Mademoiselle
Une très jolie jeune femme coréenne est envoyée dans un domaine isolé pour devenir la dame de compagnie et la servante d'une demoiselle. Demoiselle riche et faible que l'on soupçonne de flirter avec la folie. Elle vit avec un oncle qui la force à lire des livres en japonais pendant des séances sans fins et très mystérieuses. Si la situation semble simple au premier regard, rapidement le film dévoile les grands axes d'une arnaque montée par « le comte », tout ceci dans un décor imprégné des années 30 ou se passe le film et dans le contexte de guerre coloniale japonaise en Corée.
Mademoiselle, c'est avant tout une très bonne histoire, inspirée par un roman de sarah waters qui lui se passe en Angleterre et le réalisateur qui est aussi un des scénariste cultive ce coté littéraire. Il utilise la partition en trois parties, ou l'on sent presque le rythme langoureux de longues phrases, pour nous raconter l'histoire en suivant divers personnages, divers points de vues, complétant le fil narratif au fur et à mesure et l'éclairant différemment. Puis cet amour des livres qui est mis en exergue permet de placer le spectateur dans une situation particulière au moment ou il assiste aux lectures.
Mais même si ce film parle des livres il n'en délaisse pas son esthétisme, les décors sont d'une beauté sans nom, la photographie est tellement soignée que chaque image peut être peinte et exposée. Rajoutez à cela leurs charges en sensualité et des caméras qui s’attardent sur une nuque, sur une épaule. ainsi que les costumes toujours suggestifs, toujours magnifiques, dont la douceur et la finesse de la soie semblent traverser l'écran. Chaque détail est pensé pour que ce film soit une expérience visuelle unique, et cependant le déroulé de l'histoire ne s'en ressent pas il n'y a pas de longueurs, le film rebondit et se dévoile toujours et tout le temps.
C'est le principal axe du film, on peut lui faire porter tous les messages que l'on veut, mais c'est avant tout un discourt sur l'amour.

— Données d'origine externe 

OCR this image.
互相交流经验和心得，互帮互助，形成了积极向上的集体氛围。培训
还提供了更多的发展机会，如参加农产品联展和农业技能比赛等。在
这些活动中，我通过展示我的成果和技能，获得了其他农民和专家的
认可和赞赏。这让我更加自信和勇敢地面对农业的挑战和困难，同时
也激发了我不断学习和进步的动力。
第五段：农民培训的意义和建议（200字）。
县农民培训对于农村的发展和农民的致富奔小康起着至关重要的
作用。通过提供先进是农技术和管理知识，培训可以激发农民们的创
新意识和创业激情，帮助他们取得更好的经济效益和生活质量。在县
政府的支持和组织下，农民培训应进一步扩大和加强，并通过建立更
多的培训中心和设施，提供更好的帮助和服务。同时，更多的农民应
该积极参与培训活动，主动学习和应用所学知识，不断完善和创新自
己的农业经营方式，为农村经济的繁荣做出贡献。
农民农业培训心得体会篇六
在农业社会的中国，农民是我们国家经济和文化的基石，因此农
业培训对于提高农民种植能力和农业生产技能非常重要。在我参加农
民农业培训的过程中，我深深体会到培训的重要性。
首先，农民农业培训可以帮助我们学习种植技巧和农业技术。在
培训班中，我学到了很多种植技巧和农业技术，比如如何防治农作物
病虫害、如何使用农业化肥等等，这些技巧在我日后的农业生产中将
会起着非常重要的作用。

Et un discourt fort ou chacune d'entre elles permet à l'autre de s'affranchir de ses chaînes et d'être autonome, l'une fuyant un mariage qui l’amènerait à sa perte et à sa ruine et l'autre apprenant à lire et accédant à un nouveau monde.
Puis il y a cet amour plus fort que tout, cet amour qu'elles ne peuvent ni réprimer, ni réellement comprendre. Un amour qui rend plus fort, plus courageux et qui balaie tout ce qu'il y a sur sa route. Le fait que ce soient deux femmes dans cette société coréenne si patriarcale et dans un contexte très phallocrate leur permet de passer entre les gouttes. Personne ne voit ce qu'il y a entre elles, pourtant leurs sentiments crèvent les yeux. Puis comme dans chaque histoire d'amour il y a de la sexualité d'abord de la sensualité, puis des scènes de sexes. Ici la nudité et les positions sont douces et bizarrement jamais voyeuristes ou gênantes.
De même si ce film parle de femmes qui gagnent leurs indépendances, je ne vois pas pourquoi il faut le qualifier de féministe. les personnages sont forts, je les aime énormément mais elles ne sont représentatives que d'elles même. et je me demande si l'ultime scène du film n'est pas là pour jouer les gardes fous et l’empêcher d’être catalogué.
Ce film est un très beau film. Un des plus jolis que j'ai vu au ciné cette année. Il se suffit à lui même. Pas la peine d'essayer de le mettre dans une case, ou de le caractériser par autre chose que par sa beauté, son histoire, son fil narratif tellement original.
2 commentaires
Décidemment le cinéma sud coréen cette année est dans une grande forme. Hâte de voir Tunnel et Age of shadows l'an prochain (faut que le Kim Jee Woon optienne un distributeur). Un film subtil, érotique et sensuel, se jouant de la perception du spectateur. Probablement ce que j'ai vu de mieux de Park Chan Wook.